Axonal projections to the nucleus reticularis tegmenti pontis (RTP) were studied in 11 macaque monkeys by mapping axonal degeneration from lesions centered in the dentate and interpositus anterior (IA) nuclei and by mapping anterograde transport of tritiated amino acid precursors injected into the dentate nucleus. Projections from the dentate and IA nuclei overlap in central parts of the body of RTP, but the terminal field of dentate axons extends dorsomedial and rostral to the terminal field of IA axons, and IA terminal fields extend more ventrolaterally. A caudal to rostral topography of projections from each nucleus onto dorsal to ventral parts of RTP was seen. Projections from rostral parts of both nuclei terminate in a sublemniscal part of the nucleus. The topography of dentate and IA projections onto central to ventrolateral RTP appears to match somatotopic maps of these cerebellar nuclei with the somatotopic map of projections to RTP from primary motor cortex. Projections from caudal and ventral parts of the dentate nucleus appear to overlap oculomotor inputs to rostral, dorsal, and medial RTP from the frontal and supplementary eye fields, the superior colliculus, and the oculomotor region of the caudal fastigial nucleus.

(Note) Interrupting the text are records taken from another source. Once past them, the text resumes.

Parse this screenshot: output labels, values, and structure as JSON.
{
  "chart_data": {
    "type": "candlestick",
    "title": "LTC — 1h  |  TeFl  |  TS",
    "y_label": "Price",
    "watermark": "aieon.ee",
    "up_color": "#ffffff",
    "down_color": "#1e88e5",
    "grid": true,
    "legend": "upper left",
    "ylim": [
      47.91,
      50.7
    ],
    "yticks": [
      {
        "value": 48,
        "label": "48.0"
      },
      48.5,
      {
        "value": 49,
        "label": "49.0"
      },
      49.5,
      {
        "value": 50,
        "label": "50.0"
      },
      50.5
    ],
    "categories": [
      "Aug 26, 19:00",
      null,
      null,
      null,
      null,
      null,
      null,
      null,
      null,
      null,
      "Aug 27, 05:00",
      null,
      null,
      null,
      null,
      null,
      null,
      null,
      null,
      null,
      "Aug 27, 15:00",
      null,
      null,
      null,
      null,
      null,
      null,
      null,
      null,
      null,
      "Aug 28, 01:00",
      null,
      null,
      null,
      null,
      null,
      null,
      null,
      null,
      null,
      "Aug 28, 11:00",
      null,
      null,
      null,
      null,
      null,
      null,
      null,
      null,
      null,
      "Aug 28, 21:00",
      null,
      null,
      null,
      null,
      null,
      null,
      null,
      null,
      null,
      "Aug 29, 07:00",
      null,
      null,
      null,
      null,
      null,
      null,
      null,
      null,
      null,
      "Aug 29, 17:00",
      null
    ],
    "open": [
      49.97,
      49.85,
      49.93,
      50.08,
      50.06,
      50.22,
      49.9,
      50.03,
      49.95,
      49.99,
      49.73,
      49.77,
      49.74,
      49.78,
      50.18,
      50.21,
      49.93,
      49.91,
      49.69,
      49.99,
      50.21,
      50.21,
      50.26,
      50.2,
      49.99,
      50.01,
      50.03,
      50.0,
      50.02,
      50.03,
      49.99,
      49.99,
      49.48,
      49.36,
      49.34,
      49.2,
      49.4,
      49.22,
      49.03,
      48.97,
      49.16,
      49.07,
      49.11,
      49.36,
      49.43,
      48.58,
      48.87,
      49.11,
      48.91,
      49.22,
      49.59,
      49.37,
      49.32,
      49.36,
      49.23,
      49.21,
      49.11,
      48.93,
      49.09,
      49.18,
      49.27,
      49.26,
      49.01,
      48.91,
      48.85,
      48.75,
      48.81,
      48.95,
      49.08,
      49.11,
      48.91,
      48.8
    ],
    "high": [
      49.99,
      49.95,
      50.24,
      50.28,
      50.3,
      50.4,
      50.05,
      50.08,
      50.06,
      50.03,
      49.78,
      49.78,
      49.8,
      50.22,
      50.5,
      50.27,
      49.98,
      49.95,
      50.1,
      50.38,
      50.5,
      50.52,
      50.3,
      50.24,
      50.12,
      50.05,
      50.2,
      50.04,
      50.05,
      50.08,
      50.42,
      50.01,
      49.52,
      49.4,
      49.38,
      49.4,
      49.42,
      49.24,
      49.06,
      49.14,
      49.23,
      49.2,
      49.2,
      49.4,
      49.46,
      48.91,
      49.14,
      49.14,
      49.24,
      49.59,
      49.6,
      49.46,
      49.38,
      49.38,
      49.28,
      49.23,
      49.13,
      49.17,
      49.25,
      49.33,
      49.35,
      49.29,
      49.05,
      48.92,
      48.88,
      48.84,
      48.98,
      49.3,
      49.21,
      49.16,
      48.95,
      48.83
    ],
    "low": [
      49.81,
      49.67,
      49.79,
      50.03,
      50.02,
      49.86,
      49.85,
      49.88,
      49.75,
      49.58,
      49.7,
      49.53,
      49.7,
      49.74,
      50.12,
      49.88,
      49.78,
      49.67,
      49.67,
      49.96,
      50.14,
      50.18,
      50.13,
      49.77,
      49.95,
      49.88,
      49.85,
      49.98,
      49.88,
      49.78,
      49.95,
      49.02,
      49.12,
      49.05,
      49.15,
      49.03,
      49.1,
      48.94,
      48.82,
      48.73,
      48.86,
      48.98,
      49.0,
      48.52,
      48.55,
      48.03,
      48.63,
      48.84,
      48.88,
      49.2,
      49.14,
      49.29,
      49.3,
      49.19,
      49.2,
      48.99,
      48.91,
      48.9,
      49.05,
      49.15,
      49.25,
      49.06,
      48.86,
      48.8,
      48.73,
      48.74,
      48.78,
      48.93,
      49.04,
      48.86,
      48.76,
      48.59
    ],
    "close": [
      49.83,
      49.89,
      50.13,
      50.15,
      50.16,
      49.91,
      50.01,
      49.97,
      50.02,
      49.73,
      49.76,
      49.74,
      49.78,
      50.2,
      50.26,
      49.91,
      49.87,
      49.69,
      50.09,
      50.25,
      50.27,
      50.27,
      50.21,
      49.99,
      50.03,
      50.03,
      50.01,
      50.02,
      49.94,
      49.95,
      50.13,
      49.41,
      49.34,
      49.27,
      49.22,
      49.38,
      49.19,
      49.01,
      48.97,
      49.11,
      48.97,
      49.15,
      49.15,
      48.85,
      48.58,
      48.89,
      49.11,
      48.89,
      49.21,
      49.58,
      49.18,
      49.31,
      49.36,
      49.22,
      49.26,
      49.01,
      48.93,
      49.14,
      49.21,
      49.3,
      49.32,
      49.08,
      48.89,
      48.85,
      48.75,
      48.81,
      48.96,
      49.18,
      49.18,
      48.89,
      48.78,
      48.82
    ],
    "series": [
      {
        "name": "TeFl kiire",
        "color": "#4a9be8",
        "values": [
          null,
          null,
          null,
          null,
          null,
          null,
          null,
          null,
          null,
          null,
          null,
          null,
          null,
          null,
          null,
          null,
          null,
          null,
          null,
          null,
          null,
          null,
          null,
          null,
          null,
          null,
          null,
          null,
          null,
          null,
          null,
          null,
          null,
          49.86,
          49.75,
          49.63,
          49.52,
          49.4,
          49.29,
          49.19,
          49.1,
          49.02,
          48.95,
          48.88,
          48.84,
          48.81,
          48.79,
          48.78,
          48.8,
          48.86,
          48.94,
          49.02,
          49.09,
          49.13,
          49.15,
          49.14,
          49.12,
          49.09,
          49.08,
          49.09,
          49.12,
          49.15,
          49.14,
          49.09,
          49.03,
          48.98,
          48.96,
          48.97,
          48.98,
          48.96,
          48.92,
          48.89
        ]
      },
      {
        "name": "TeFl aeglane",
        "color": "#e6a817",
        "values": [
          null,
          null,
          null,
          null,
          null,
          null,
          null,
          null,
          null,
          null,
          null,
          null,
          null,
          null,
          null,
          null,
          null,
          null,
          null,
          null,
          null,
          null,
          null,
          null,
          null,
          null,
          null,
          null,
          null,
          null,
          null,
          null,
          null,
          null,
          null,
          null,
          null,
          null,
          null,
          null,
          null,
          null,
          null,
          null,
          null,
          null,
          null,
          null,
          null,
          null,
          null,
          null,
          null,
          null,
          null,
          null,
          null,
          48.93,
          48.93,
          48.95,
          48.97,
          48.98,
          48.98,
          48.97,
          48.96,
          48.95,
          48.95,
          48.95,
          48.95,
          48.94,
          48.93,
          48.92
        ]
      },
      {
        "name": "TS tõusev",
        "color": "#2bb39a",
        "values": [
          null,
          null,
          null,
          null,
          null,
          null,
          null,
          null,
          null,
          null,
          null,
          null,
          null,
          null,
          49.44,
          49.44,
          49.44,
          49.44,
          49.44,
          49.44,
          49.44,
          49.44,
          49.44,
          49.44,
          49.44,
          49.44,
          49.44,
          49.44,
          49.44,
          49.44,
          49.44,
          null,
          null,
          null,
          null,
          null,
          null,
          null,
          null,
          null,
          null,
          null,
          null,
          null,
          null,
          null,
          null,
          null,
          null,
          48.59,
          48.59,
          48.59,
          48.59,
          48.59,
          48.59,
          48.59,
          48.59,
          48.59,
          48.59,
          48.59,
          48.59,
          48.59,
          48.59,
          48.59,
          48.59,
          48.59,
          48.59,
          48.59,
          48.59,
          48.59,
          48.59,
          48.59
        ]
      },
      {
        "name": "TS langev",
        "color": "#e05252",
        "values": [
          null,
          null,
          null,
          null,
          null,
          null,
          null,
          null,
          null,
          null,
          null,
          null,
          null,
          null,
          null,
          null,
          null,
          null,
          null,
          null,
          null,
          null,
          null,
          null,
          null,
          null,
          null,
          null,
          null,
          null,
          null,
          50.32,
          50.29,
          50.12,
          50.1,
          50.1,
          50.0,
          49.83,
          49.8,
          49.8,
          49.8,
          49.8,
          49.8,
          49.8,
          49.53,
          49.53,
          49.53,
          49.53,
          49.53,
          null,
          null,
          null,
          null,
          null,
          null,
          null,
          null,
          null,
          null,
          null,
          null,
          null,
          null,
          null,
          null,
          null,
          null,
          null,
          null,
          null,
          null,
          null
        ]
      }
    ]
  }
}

Projections to the paramedian part of RTP from vestibular area “y” were also found in two cases that correlated with projections to vertical oculomotor motoneurons. The maps of dentate and IA projections onto RTP correlate predictably with maps of dentate and IA projections to the ventrolateral thalamus and subnuclei of the red nucleus that were made from these same cases (Stanton [1980b] J. Comp. Neurol. 192:377–385). J. Comp. Neurol. 432:169–183, 2001.